Song C(1), Zhang R(1), Wang C(1), Fu R(1), Song W(1), Dou K(1), Wang S(2). Author information:
(1)Department of Cardiology, Fuwai Hospital, National Center for Cardiovascular
Diseases, Chinese Academy of Medical Sciences and Peking Union Medical College,
(2)Department of Diagnostic Radiology, National Cancer Center/Cancer Hospital,
Chinese Academy of Medical Sciences and Peking Union Medical College, Beijing,
STUDY OBJECTIVE: To prospectively examine the association between sleep quality and incident cancer risk in the elderly. METHODS: A total of 10,036 participants aged ≥50 years free of cancer at baseline from the English Longitudinal Study of Ageing at wave 4 (2008) were included, and followed up until 2016. The primary endpoint was new onset physician-diagnosed cancer. Sleep quality was assessed by four questions regarding the frequency of sleep problems and overall subjective feeling of sleep quality in the last month, with higher score denoting poorer sleep quality. The multivariable Cox regression model was used to calculate hazard ratio (HR) with 95% confidence interval (CI) for incident cancer risk according to sleep quality. RESULTS: At 8-year follow-up, a total of 745 (7.4%) participants developed cancer.
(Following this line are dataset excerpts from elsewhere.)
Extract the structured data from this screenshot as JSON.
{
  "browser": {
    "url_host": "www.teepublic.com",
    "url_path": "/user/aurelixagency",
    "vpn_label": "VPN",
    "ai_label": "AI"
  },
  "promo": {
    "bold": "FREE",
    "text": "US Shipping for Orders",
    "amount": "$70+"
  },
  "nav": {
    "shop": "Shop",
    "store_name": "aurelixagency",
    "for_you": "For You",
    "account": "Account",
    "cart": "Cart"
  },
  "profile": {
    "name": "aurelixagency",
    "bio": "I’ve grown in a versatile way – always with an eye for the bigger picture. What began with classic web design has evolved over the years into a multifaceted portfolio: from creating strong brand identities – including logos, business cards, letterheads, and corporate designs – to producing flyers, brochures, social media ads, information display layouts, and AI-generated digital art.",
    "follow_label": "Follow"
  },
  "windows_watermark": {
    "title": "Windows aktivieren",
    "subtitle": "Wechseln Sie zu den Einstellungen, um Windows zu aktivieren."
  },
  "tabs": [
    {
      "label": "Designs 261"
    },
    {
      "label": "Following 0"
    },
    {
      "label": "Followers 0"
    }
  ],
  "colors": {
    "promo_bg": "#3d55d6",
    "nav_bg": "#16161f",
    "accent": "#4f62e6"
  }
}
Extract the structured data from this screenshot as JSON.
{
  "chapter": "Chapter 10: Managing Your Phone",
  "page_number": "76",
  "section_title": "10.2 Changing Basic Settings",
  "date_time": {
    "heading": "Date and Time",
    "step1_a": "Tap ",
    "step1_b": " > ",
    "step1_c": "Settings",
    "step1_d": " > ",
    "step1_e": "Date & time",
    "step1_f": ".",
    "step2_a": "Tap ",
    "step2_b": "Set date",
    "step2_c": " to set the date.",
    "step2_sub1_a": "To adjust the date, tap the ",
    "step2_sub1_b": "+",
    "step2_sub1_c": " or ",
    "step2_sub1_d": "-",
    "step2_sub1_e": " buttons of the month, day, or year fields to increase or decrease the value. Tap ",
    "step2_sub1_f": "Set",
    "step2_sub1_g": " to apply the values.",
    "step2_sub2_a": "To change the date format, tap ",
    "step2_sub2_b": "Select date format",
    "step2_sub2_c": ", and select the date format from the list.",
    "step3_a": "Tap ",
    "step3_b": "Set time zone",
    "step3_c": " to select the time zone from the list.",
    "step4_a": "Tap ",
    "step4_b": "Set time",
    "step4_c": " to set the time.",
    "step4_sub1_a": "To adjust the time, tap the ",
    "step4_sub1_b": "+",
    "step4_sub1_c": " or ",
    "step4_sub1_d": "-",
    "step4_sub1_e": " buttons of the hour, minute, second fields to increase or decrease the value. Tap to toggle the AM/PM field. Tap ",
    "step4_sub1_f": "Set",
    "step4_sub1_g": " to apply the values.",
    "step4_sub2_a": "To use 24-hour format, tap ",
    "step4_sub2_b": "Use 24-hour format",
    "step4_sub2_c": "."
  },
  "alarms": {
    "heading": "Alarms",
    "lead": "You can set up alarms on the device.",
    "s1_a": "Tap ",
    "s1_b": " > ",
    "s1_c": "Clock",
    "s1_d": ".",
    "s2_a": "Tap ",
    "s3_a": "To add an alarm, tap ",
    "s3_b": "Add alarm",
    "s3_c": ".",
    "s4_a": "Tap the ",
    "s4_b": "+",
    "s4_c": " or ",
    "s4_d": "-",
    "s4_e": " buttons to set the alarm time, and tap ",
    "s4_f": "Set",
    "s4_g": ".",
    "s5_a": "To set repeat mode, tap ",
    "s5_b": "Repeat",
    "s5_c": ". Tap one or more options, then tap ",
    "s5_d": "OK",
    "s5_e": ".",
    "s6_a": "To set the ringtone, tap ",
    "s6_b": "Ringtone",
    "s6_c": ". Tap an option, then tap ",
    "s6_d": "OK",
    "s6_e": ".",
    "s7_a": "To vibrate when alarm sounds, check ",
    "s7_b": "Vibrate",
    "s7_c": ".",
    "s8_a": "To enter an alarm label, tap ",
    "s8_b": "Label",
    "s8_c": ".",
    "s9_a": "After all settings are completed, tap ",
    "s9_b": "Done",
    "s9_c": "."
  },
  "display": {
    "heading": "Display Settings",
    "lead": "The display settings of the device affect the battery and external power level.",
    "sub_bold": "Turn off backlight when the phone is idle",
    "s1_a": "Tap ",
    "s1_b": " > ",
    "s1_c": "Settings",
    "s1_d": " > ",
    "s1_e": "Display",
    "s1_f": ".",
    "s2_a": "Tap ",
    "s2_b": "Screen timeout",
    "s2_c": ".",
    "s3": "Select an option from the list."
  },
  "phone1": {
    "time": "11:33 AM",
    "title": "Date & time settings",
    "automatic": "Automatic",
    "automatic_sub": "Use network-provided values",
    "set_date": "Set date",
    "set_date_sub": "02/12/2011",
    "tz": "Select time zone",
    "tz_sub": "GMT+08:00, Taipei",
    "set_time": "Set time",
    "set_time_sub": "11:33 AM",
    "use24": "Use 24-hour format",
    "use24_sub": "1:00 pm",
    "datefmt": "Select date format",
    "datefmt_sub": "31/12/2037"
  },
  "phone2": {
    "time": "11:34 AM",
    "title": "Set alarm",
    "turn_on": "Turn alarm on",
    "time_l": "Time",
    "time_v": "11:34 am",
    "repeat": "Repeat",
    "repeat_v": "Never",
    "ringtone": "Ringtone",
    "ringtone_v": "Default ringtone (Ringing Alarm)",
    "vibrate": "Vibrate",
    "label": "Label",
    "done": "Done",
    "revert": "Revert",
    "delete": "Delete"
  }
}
Compared with good sleep quality at baseline, HR (95% CI) for incident cancer risk was 1.328 (1.061, 1.662) for intermediate quality, 1.586 (1.149, 2.189) for poor quality. Similarly, compared with maintaining good sleep quality in the first 4 years, HR (95% CI) for incident cancer risk was 1.615 (1.208, 2.160) for maintaining intermediate quality and 1.608 (1.043, 2.480) for maintaining poor quality. The exclusion of participants with family history of cancer or abnormal sleep duration yielded consistent results. CONCLUSIONS: Poor sleep quality is positively associated with the long-term risk of developing cancer in an elderly cohort. Both medical staffs and the general public should pay more attention to improving sleep hygiene.